Search code examples
regexlogstash-grok

Regex to skip first word and parse the rest of the message


I've been trying to get the right regex for skipping the first word and parsing the rest of the message.

I've been testing the regex by running Logstash locally

grok {
    match => { "resource" => "/[^/]+/[^/]+(/|)(?<repo>[^/]+)?(/%{GREEDYDATA:resource_path})?" }
      }

Test Messages:

/list/Lighter-test-group/xyz/123
/list/
/list

For messages,

/list/Lighter-test-group/xyz/123 gives us repo value as "Lighter-test-group" which is valid
/list/ gives us repo value as null which is valid
but /list gives repo value as "list" which is an invalid value.
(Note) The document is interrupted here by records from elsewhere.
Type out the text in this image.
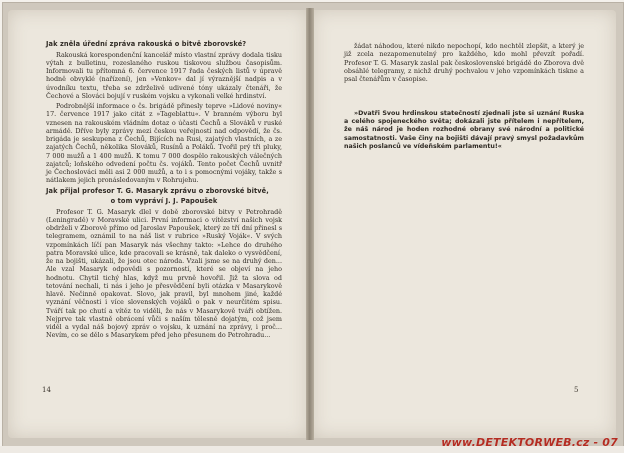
Jak zněla úřední zpráva rakouská o bitvě zborovské?

Rakouská korespondenční kancelář místo vlastní zprávy dodala tisku výtah z bulletinu, rozeslaného ruskou tiskovou službou časopisům. Informovali tu přítomná 6. července 1917 řada českých listů v úpravě hodně obvyklé (nařízení), jen »Venkov« dal jí výraznější nadpis a v úvodníku textu, třeba se zdrželivě udivené tóny ukázaly čtenáři, že Čechové a Slováci bojují v ruském vojsku a vykonali velké hrdinství.

Podrobnější informace o čs. brigádě přinesly teprve »Lidové noviny« 17. července 1917 jako citát z »Tageblattu«. V branném výboru byl vznesen na rakouském vládním dotaz o účasti Čechů a Slováků v ruské armádě. Dříve byly zprávy mezi českou veřejností nad odpovědí, že čs. brigáda je seskupena z Čechů, Bijících na Rusi, zajatých vlastních, a ze zajatých Čechů, několika Slováků, Rusínů a Poláků. Tvořil prý tři pluky, 7 000 mužů a 1 400 mužů. K tomu 7 000 dospělo rakouských válečných zajatců; loňského odvedení počtu čs. vojáků. Tento počet Čechů uvnitř je Čechoslováci měli asi 2 000 mužů, a to i s pomocnými vojáky, takže s nátlakem jejich pronásledovaným v Rohrujehu.

Jak přijal profesor T. G. Masaryk zprávu o zborovské bitvě,
o tom vypráví J. J. Papoušek

Profesor T. G. Masaryk dlel v době zborovské bitvy v Petrohradě (Leningradě) v Moravské ulici. První informaci o vítězství našich vojsk obdrželi v Zborově přímo od Jaroslav Papoušek, který ze tří dní přinesl s telegramem, oznámil to na náš list v rubrice »Ruský Voják«. V svých vzpomínkách líčí pan Masaryk nás všechny takto: »Lehce do druhého patra Moravské ulice, kde pracovali se krásně, tak daleko o vysvědčení, že na bojišti, ukázali, že jsou otec národa. Vzali jsme se na druhý den... Ale vzal Masaryk odpovědi s pozorností, které se objeví na jeho hodnotu. Chytil tichý hlas, když mu prvně hovořil. Již ta slova od tetování nechali, ti nás i jeho je přesvědčení byli otázka v Masarykově hlavě. Nečinně opakovat. Slovo, jak pravil, byl mnohem jiné, každé vyznání věčnosti i více slovenských vojáků o pak v neurčitém spisu. Tváří tak po chutí a vítěz to viděli, že nás v Masarykově tváři obtížen. Nejprve tak vlastně obrácení vůči s naším tělesně dojatým, což jsem viděl a vydal náš bojový zpráv o vojsku, k uznání na zprávy, i proč... Nevím, co se dělo s Masarykem před jeho přesunem do Petrohradu...

žádat náhodou, které nikdo nepochopí, kdo nechtěl zlepšit, a který je již zcela nezapomenutelný pro každého, kdo mohl převzít pořadí. Profesor T. G. Masaryk zaslal pak československé brigádě do Zborova dvě obsáhlé telegramy, z nichž druhý pochvalou v jeho vzpomínkách tiskne a psal čtenářům v časopise.

»Dvatři Svou hrdinskou statečností zjednali jste si uznání Ruska a celého spojeneckého světa; dokázali jste přítelem i nepřítelem, že náš národ je hoden rozhodné obrany své národní a politické samostatnosti. Vaše činy na bojišti dávají pravý smysl požadavkům našich poslanců ve vídeňském parlamentu!«

14	5
www.DETEKTORWEB.cz - 07
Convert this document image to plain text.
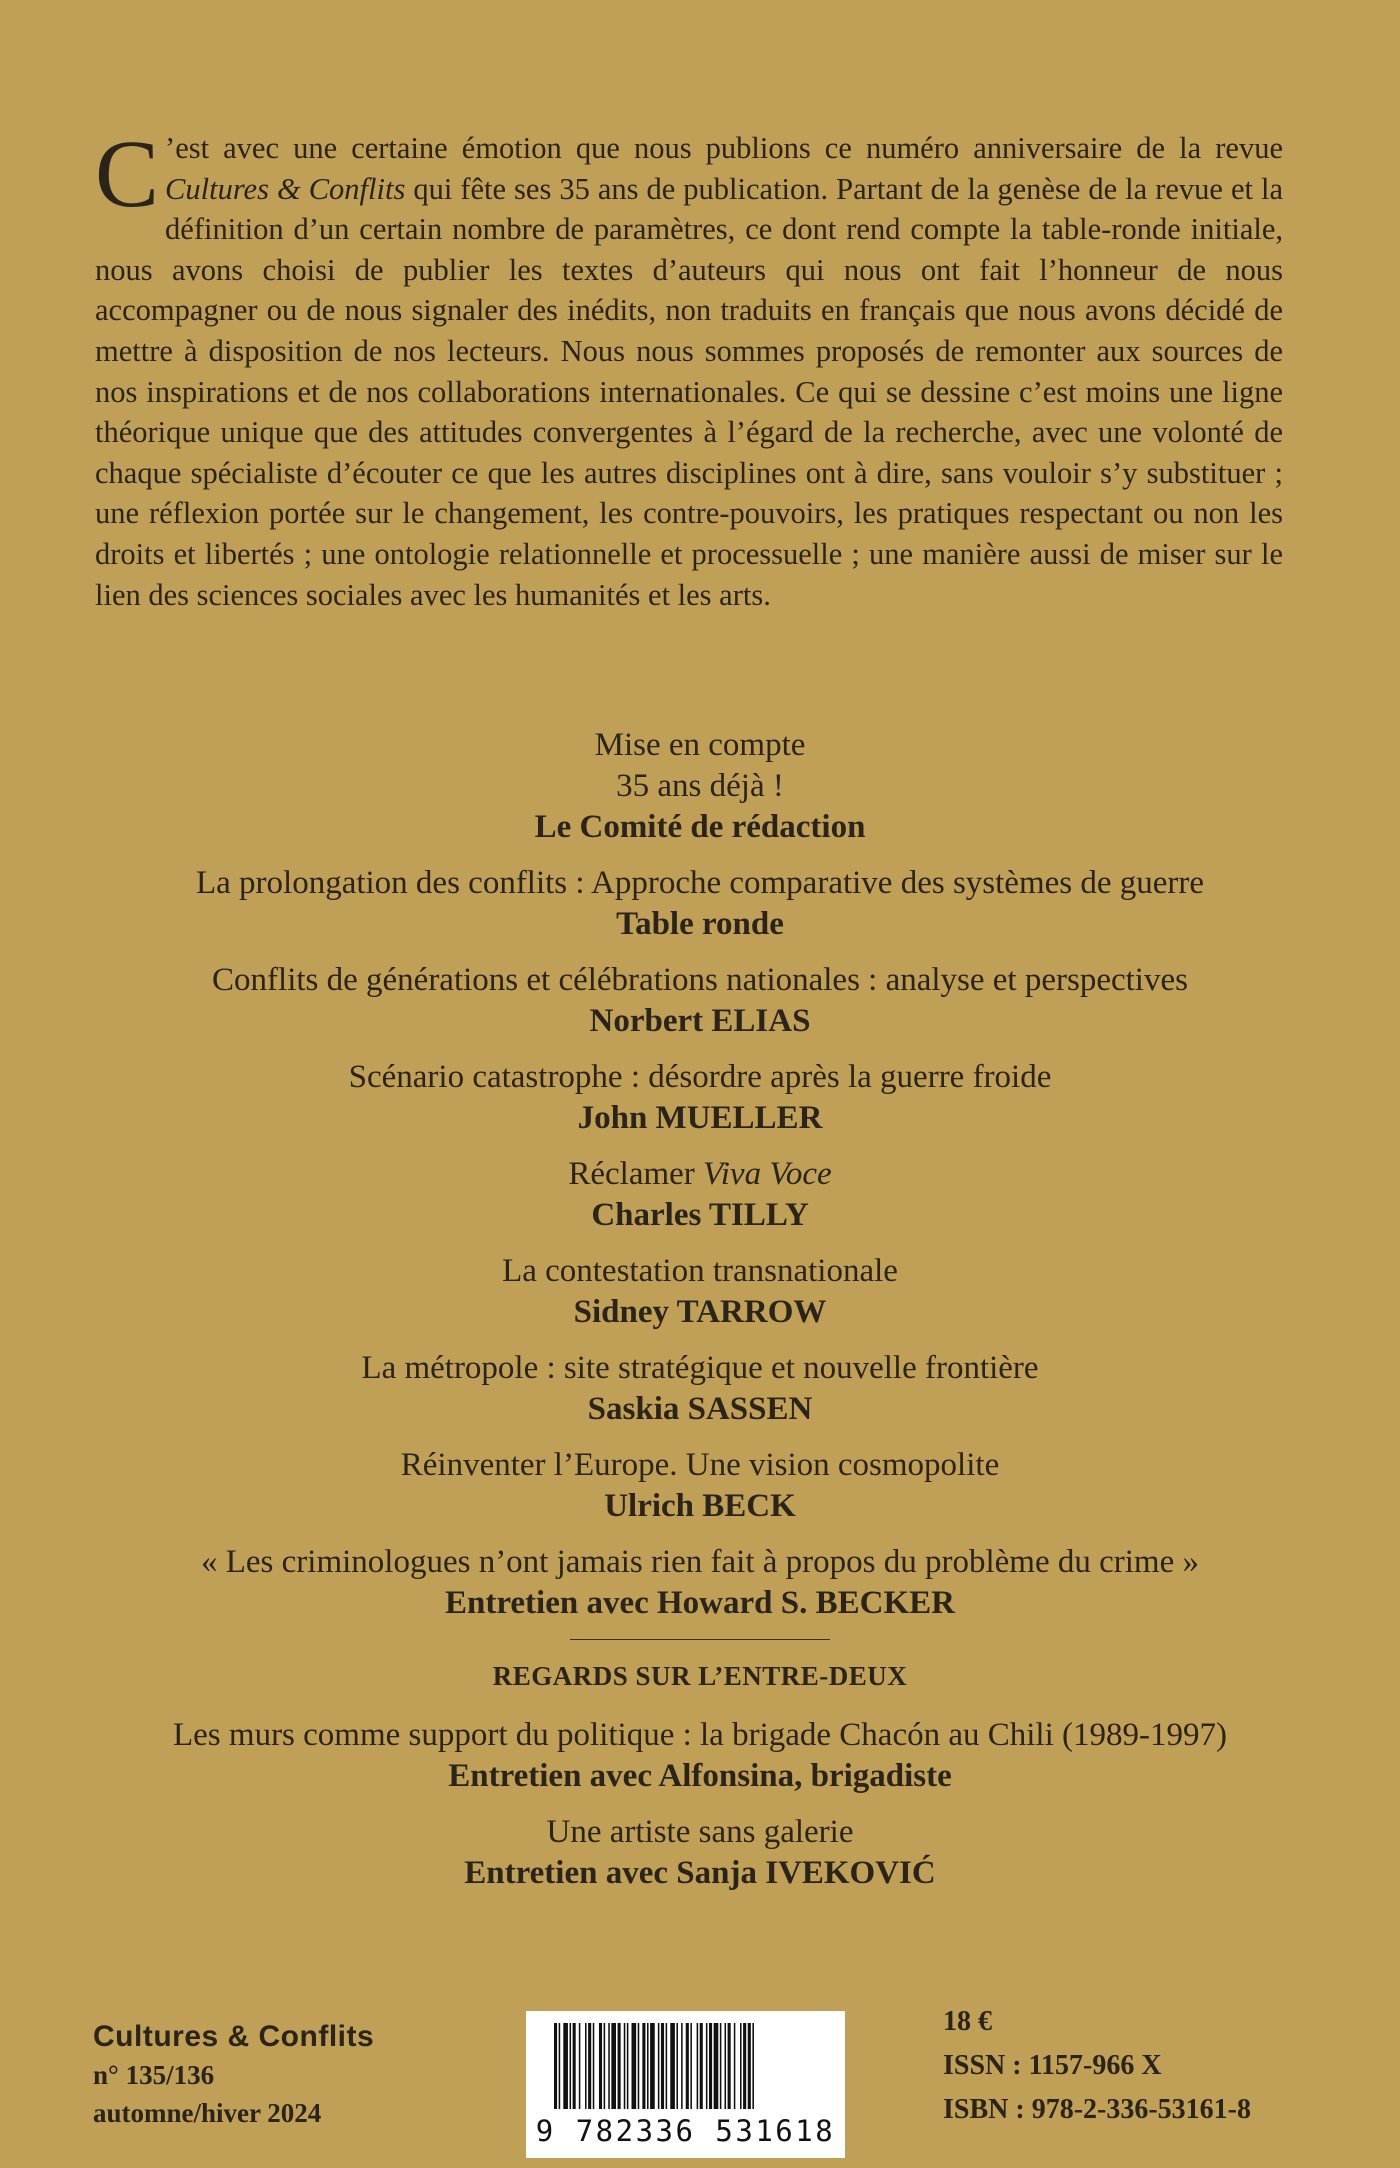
C ’est avec une certaine émotion que nous publions ce numéro anniversaire de la revue Cultures & Conflits qui fête ses 35 ans de publication. Partant de la genèse de la revue et la définition d’un certain nombre de paramètres, ce dont rend compte la table-ronde initiale, nous avons choisi de publier les textes d’auteurs qui nous ont fait l’honneur de nous accompagner ou de nous signaler des inédits, non traduits en français que nous avons décidé de mettre à disposition de nos lecteurs. Nous nous sommes proposés de remonter aux sources de nos inspirations et de nos collaborations internationales. Ce qui se dessine c’est moins une ligne théorique unique que des attitudes convergentes à l’égard de la recherche, avec une volonté de chaque spécialiste d’écouter ce que les autres disciplines ont à dire, sans vouloir s’y substituer ; une réflexion portée sur le changement, les contre-pouvoirs, les pratiques respectant ou non les droits et libertés ; une ontologie relationnelle et processuelle ; une manière aussi de miser sur le lien des sciences sociales avec les humanités et les arts.
Mise en compte
35 ans déjà !
Le Comité de rédaction
La prolongation des conflits : Approche comparative des systèmes de guerre
Table ronde
Conflits de générations et célébrations nationales : analyse et perspectives
Norbert ELIAS
Scénario catastrophe : désordre après la guerre froide
John MUELLER
Réclamer Viva Voce
Charles TILLY
La contestation transnationale
Sidney TARROW
La métropole : site stratégique et nouvelle frontière
Saskia SASSEN
Réinventer l’Europe. Une vision cosmopolite
Ulrich BECK
« Les criminologues n’ont jamais rien fait à propos du problème du crime »
Entretien avec Howard S. BECKER
REGARDS SUR L’ENTRE-DEUX
Les murs comme support du politique : la brigade Chacón au Chili (1989-1997)
Entretien avec Alfonsina, brigadiste
Une artiste sans galerie
Entretien avec Sanja IVEKOVIĆ
Cultures & Conflits
n° 135/136
automne/hiver 2024
9 782336 531618
18 €
ISSN : 1157-966 X
ISBN : 978-2-336-53161-8
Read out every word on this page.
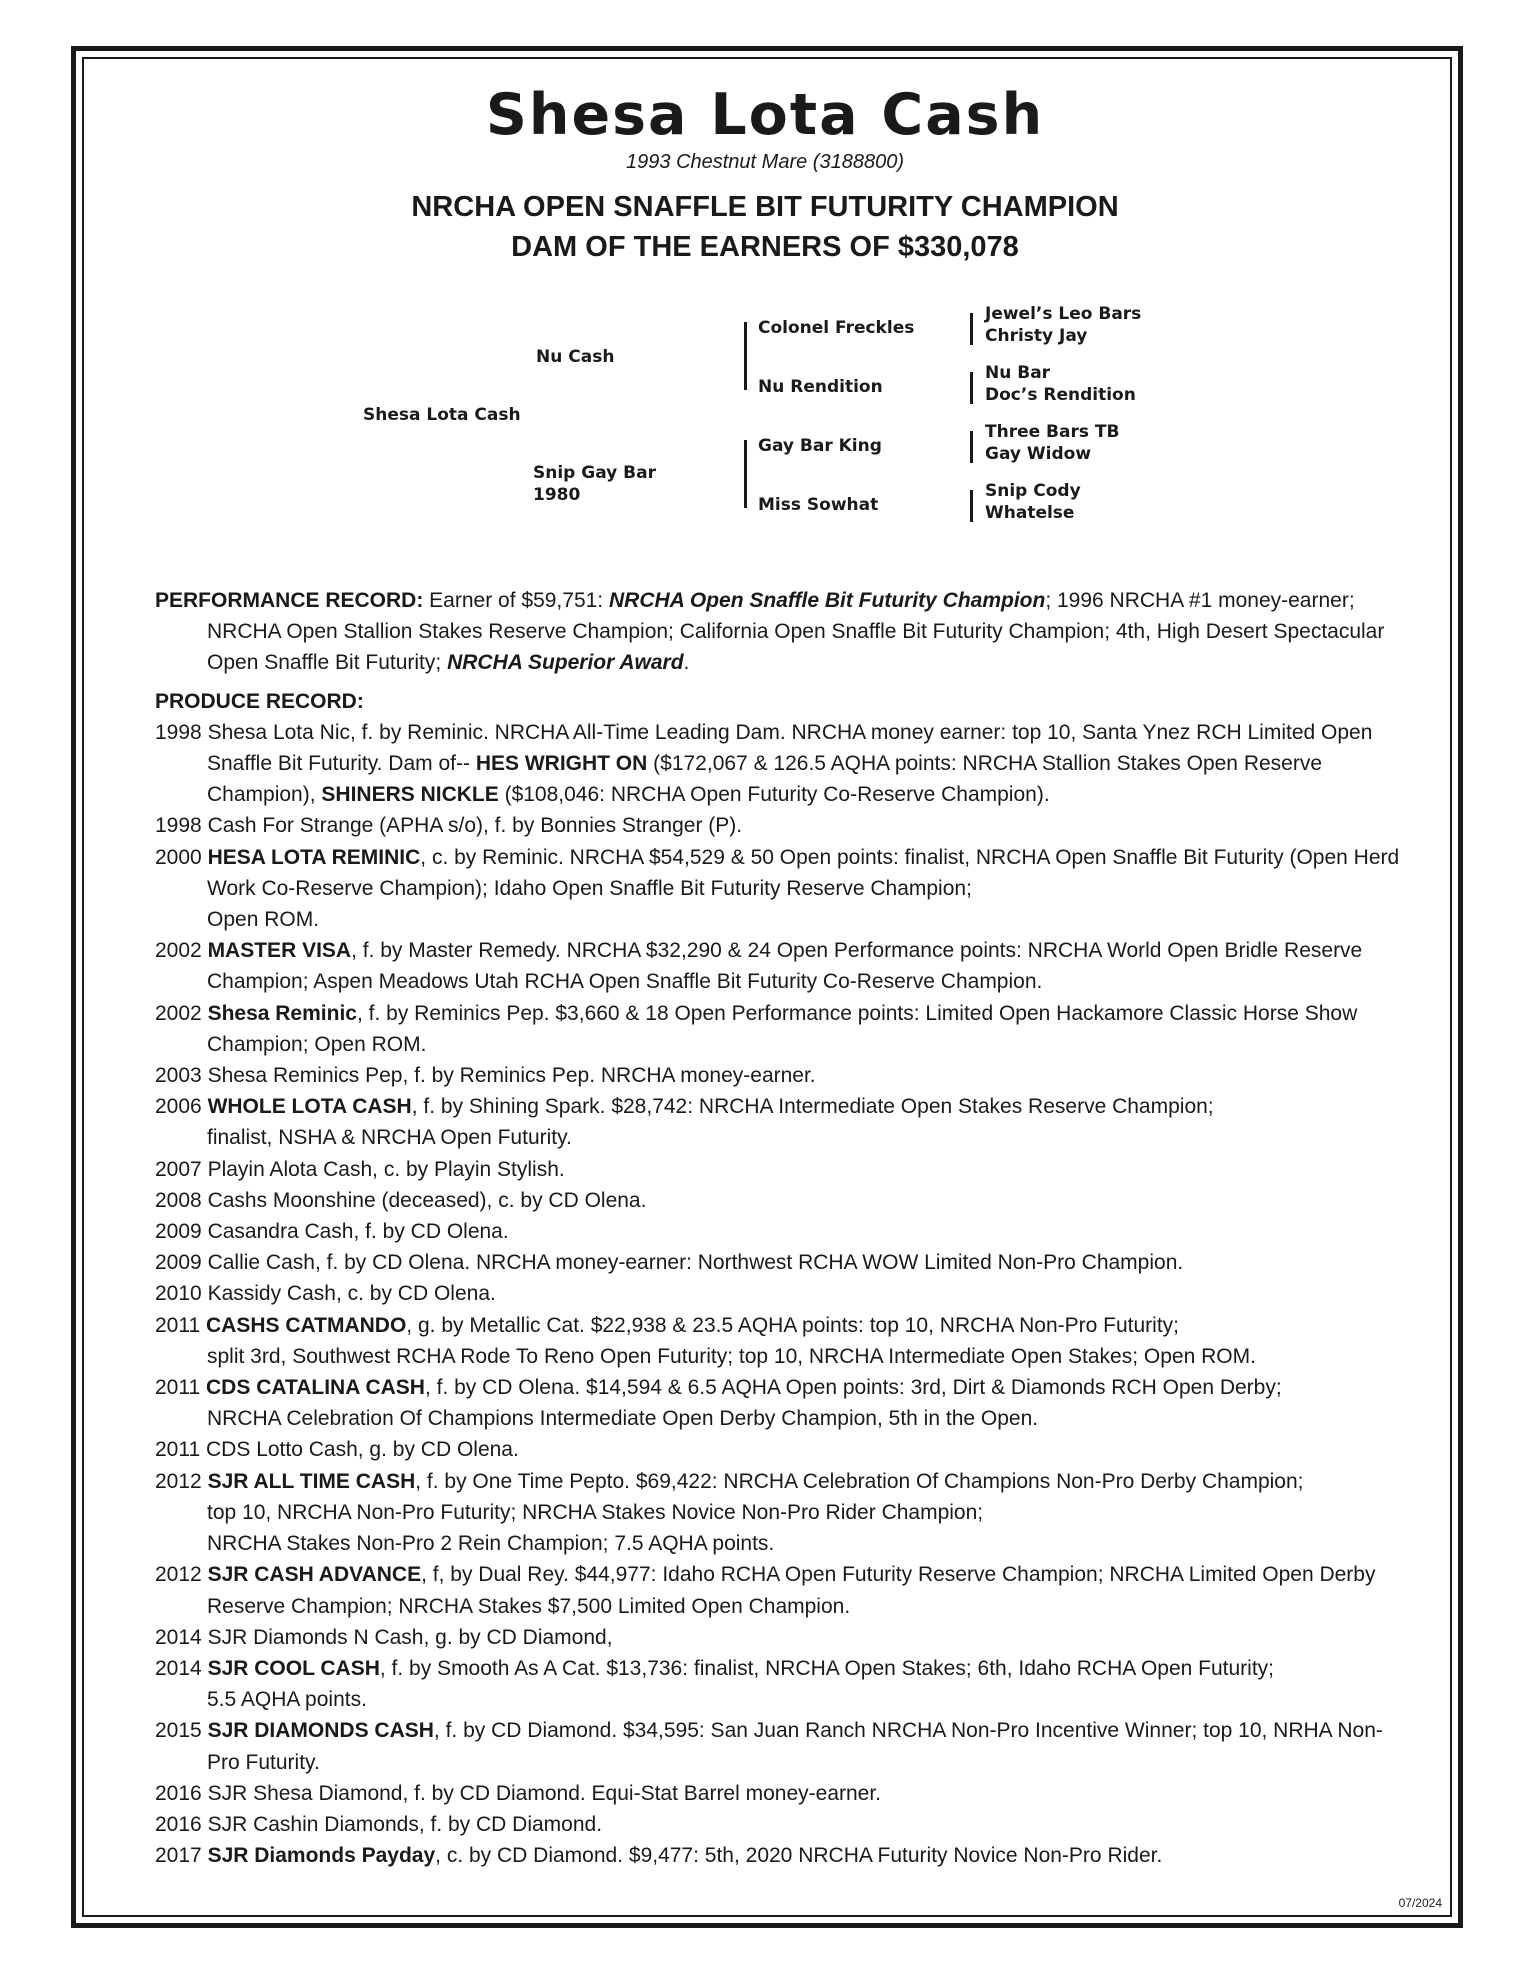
Shesa Lota Cash
1993 Chestnut Mare (3188800)
NRCHA OPEN SNAFFLE BIT FUTURITY CHAMPION
DAM OF THE EARNERS OF $330,078
Shesa Lota Cash
Nu Cash
Snip Gay Bar
1980
Colonel Freckles
Nu Rendition
Gay Bar King
Miss Sowhat
Jewel’s Leo Bars
Christy Jay
Nu Bar
Doc’s Rendition
Three Bars TB
Gay Widow
Snip Cody
Whatelse

PERFORMANCE RECORD: Earner of $59,751: NRCHA Open Snaffle Bit Futurity Champion; 1996 NRCHA #1 money-earner; NRCHA Open Stallion Stakes Reserve Champion; California Open Snaffle Bit Futurity Champion; 4th, High Desert Spectacular Open Snaffle Bit Futurity; NRCHA Superior Award.

PRODUCE RECORD:

1998 Shesa Lota Nic, f. by Reminic. NRCHA All-Time Leading Dam. NRCHA money earner: top 10, Santa Ynez RCH Limited Open Snaffle Bit Futurity. Dam of-- HES WRIGHT ON ($172,067 & 126.5 AQHA points: NRCHA Stallion Stakes Open Reserve Champion), SHINERS NICKLE ($108,046: NRCHA Open Futurity Co-Reserve Champion).

1998 Cash For Strange (APHA s/o), f. by Bonnies Stranger (P).

2000 HESA LOTA REMINIC, c. by Reminic. NRCHA $54,529 & 50 Open points: finalist, NRCHA Open Snaffle Bit Futurity (Open Herd Work Co-Reserve Champion); Idaho Open Snaffle Bit Futurity Reserve Champion;
Open ROM.

2002 MASTER VISA, f. by Master Remedy. NRCHA $32,290 & 24 Open Performance points: NRCHA World Open Bridle Reserve Champion; Aspen Meadows Utah RCHA Open Snaffle Bit Futurity Co-Reserve Champion.

2002 Shesa Reminic, f. by Reminics Pep. $3,660 & 18 Open Performance points: Limited Open Hackamore Classic Horse Show Champion; Open ROM.

2003 Shesa Reminics Pep, f. by Reminics Pep. NRCHA money-earner.

2006 WHOLE LOTA CASH, f. by Shining Spark. $28,742: NRCHA Intermediate Open Stakes Reserve Champion;
finalist, NSHA & NRCHA Open Futurity.

2007 Playin Alota Cash, c. by Playin Stylish.

2008 Cashs Moonshine (deceased), c. by CD Olena.

2009 Casandra Cash, f. by CD Olena.

2009 Callie Cash, f. by CD Olena. NRCHA money-earner: Northwest RCHA WOW Limited Non-Pro Champion.

2010 Kassidy Cash, c. by CD Olena.

2011 CASHS CATMANDO, g. by Metallic Cat. $22,938 & 23.5 AQHA points: top 10, NRCHA Non-Pro Futurity;
split 3rd, Southwest RCHA Rode To Reno Open Futurity; top 10, NRCHA Intermediate Open Stakes; Open ROM.

2011 CDS CATALINA CASH, f. by CD Olena. $14,594 & 6.5 AQHA Open points: 3rd, Dirt & Diamonds RCH Open Derby;
NRCHA Celebration Of Champions Intermediate Open Derby Champion, 5th in the Open.

2011 CDS Lotto Cash, g. by CD Olena.

2012 SJR ALL TIME CASH, f. by One Time Pepto. $69,422: NRCHA Celebration Of Champions Non-Pro Derby Champion;
top 10, NRCHA Non-Pro Futurity; NRCHA Stakes Novice Non-Pro Rider Champion;
NRCHA Stakes Non-Pro 2 Rein Champion; 7.5 AQHA points.

2012 SJR CASH ADVANCE, f, by Dual Rey. $44,977: Idaho RCHA Open Futurity Reserve Champion; NRCHA Limited Open Derby Reserve Champion; NRCHA Stakes $7,500 Limited Open Champion.

2014 SJR Diamonds N Cash, g. by CD Diamond,

2014 SJR COOL CASH, f. by Smooth As A Cat. $13,736: finalist, NRCHA Open Stakes; 6th, Idaho RCHA Open Futurity;
5.5 AQHA points.

2015 SJR DIAMONDS CASH, f. by CD Diamond. $34,595: San Juan Ranch NRCHA Non-Pro Incentive Winner; top 10, NRHA Non-Pro Futurity.

2016 SJR Shesa Diamond, f. by CD Diamond. Equi-Stat Barrel money-earner.

2016 SJR Cashin Diamonds, f. by CD Diamond.

2017 SJR Diamonds Payday, c. by CD Diamond. $9,477: 5th, 2020 NRCHA Futurity Novice Non-Pro Rider.

07/2024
The correct value needs to be empty or null.

Solution

  • Not sure if you are restricted to using one really long regex but I would look into custom patterns to ignore the first word.

    Using this grok debugger, I setup some custom patterns in the 3rd box:

    IGNORE /\b\w+\b
    REPO [A-Za-z]([A-Za-z0-9+\-.]+)+
    

    And tested out this grok pattern in the 2nd box:

    %{IGNORE}(/)?(%{REPO:repo})?(%{GREEDYDATA:resource_path})
    

    Using these custom patterns, I was able to get what I think is your desired output but test them out with more use cases if you have any.